Thursday, April 3, 2014

Single in my past...single now

As I lay in bed on this beautiful spring night listening to the various sounds outside my window and reflecting, I thought your cliche phrase, " the things I used to do I don't do no more!" As you read, be prepared for a candid blog...things that "church folk" don't want to say and the "holy folk" don't want you to know. How many times did Jesus heal and deliver in the Word and told the healed...the delivered...to go their way in silence? Not to tell anyone? It happened numerous times and what did they do? They told! Not just one or two people, but they drew crowds! Multitudes! Who by the word of their testimony began to seek after the Healer...the Deliverer...so with that being said I must tell it! I lay here by myself in my bed scrolling through Facebook killing time when it occurred to me. I'm 26 and single. Single but delighting in The Lord.

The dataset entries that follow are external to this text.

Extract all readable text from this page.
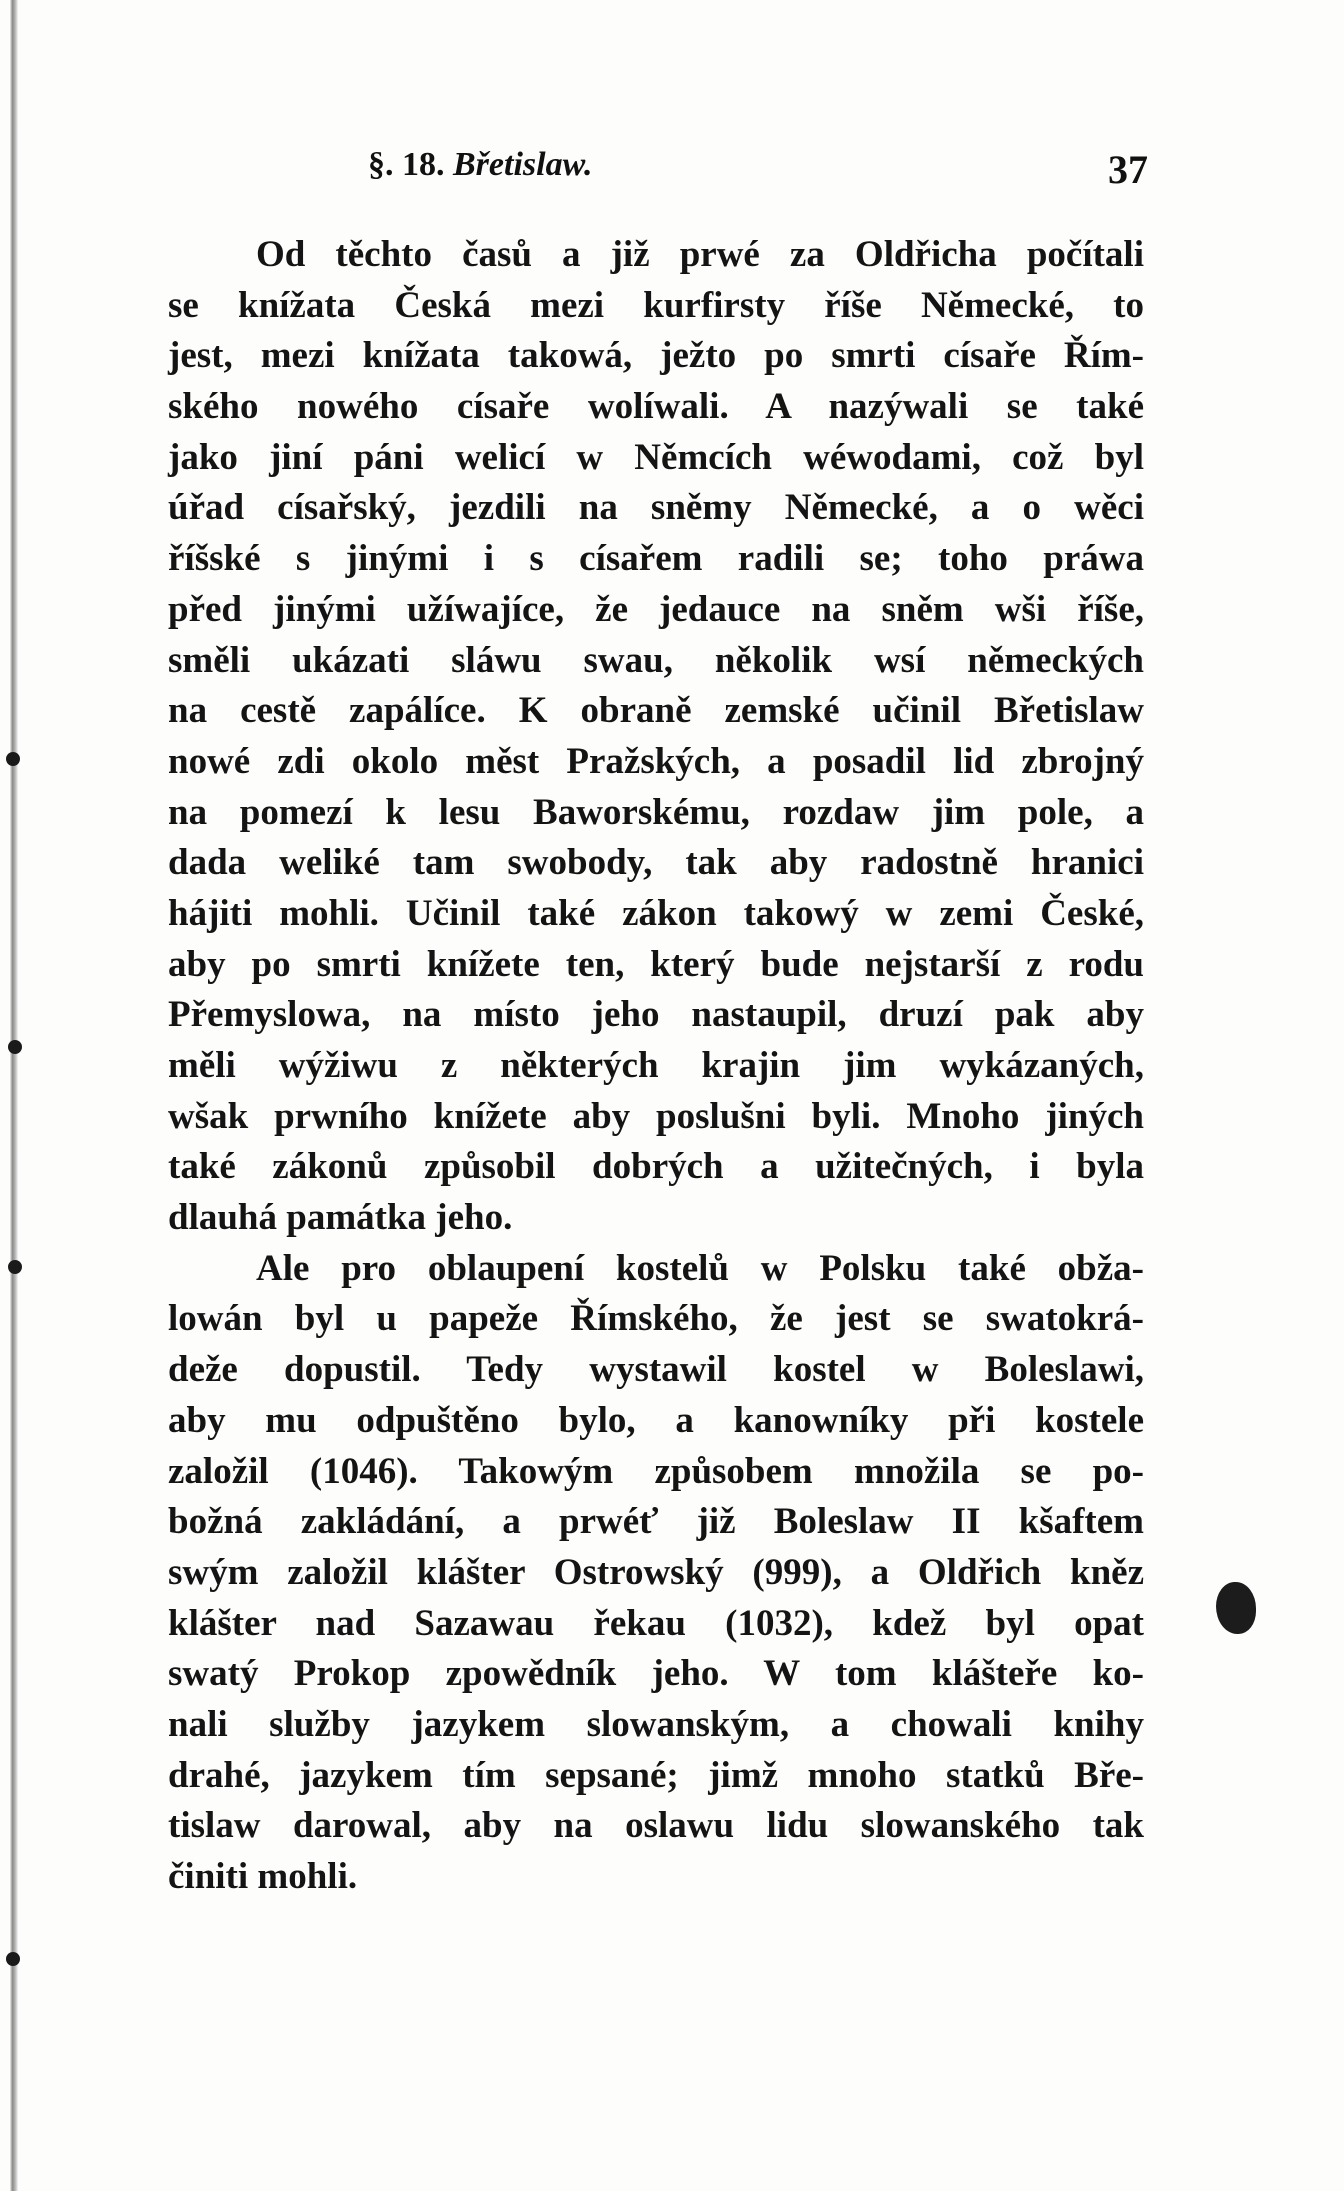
§. 18. Břetislaw.	37
Od těchto časů a již prwé za Oldřicha počítali
se knížata Česká mezi kurfirsty říše Německé, to
jest, mezi knížata takowá, ježto po smrti císaře Řím-
ského nowého císaře wolíwali. A nazýwali se také
jako jiní páni welicí w Němcích wéwodami, což byl
úřad císařský, jezdili na sněmy Německé, a o wěci
říšské s jinými i s císařem radili se; toho práwa
před jinými užíwajíce, že jedauce na sněm wši říše,
směli ukázati sláwu swau, několik wsí německých
na cestě zapálíce. K obraně zemské učinil Břetislaw
nowé zdi okolo měst Pražských, a posadil lid zbrojný
na pomezí k lesu Baworskému, rozdaw jim pole, a
dada weliké tam swobody, tak aby radostně hranici
hájiti mohli. Učinil také zákon takowý w zemi České,
aby po smrti knížete ten, který bude nejstarší z rodu
Přemyslowa, na místo jeho nastaupil, druzí pak aby
měli wýžiwu z některých krajin jim wykázaných,
wšak prwního knížete aby poslušni byli. Mnoho jiných
také zákonů způsobil dobrých a užitečných, i byla
dlauhá památka jeho.
Ale pro oblaupení kostelů w Polsku také obža-
lowán byl u papeže Římského, že jest se swatokrá-
deže dopustil. Tedy wystawil kostel w Boleslawi,
aby mu odpuštěno bylo, a kanowníky při kostele
založil (1046). Takowým způsobem množila se po-
božná zakládání, a prwéť již Boleslaw II kšaftem
swým založil klášter Ostrowský (999), a Oldřich kněz
klášter nad Sazawau řekau (1032), kdež byl opat
swatý Prokop zpowědník jeho. W tom klášteře ko-
nali služby jazykem slowanským, a chowali knihy
drahé, jazykem tím sepsané; jimž mnoho statků Bře-
tislaw darowal, aby na oslawu lidu slowanského tak
činiti mohli.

Thinking about the times I laid in this same bed crying and complaining to God about how bad I wanted a husband and how I felt lonely and how I was sick of sleeping Alone. I won't lie. Something in me wanted to complain, but I asked myself why? For what? The things I used to do I DON'T DO NO MORE! So time out for complaining...entertaining loneliness and telling God about my wants. Time out for showing God that I could delight myself through masturbating instead of delighting in Him. I'm a worshiper...a prayer warrior...I'm many things in the kingdom, but who would have ever guessed? Me a masturbator? Well Rahab the harlot? Who would have ever thought she would be mentioned in Hebrews 11? Among the great men of faith? I rejoice because I desire a husband among many things, but I choose to delight myself in God and trust Him to give me the desires of my heart as His word says. The world says I'm close to 30 and should be sleeping around, masturbating or just settle for the first male interested in me. God says just wait on Him, don't allow the flesh to win in its desires and to see the man He has in store when the time comes. I just thank God he has brought me to this point in my life where all I need is Him. My trust is in Him...my focus on Him.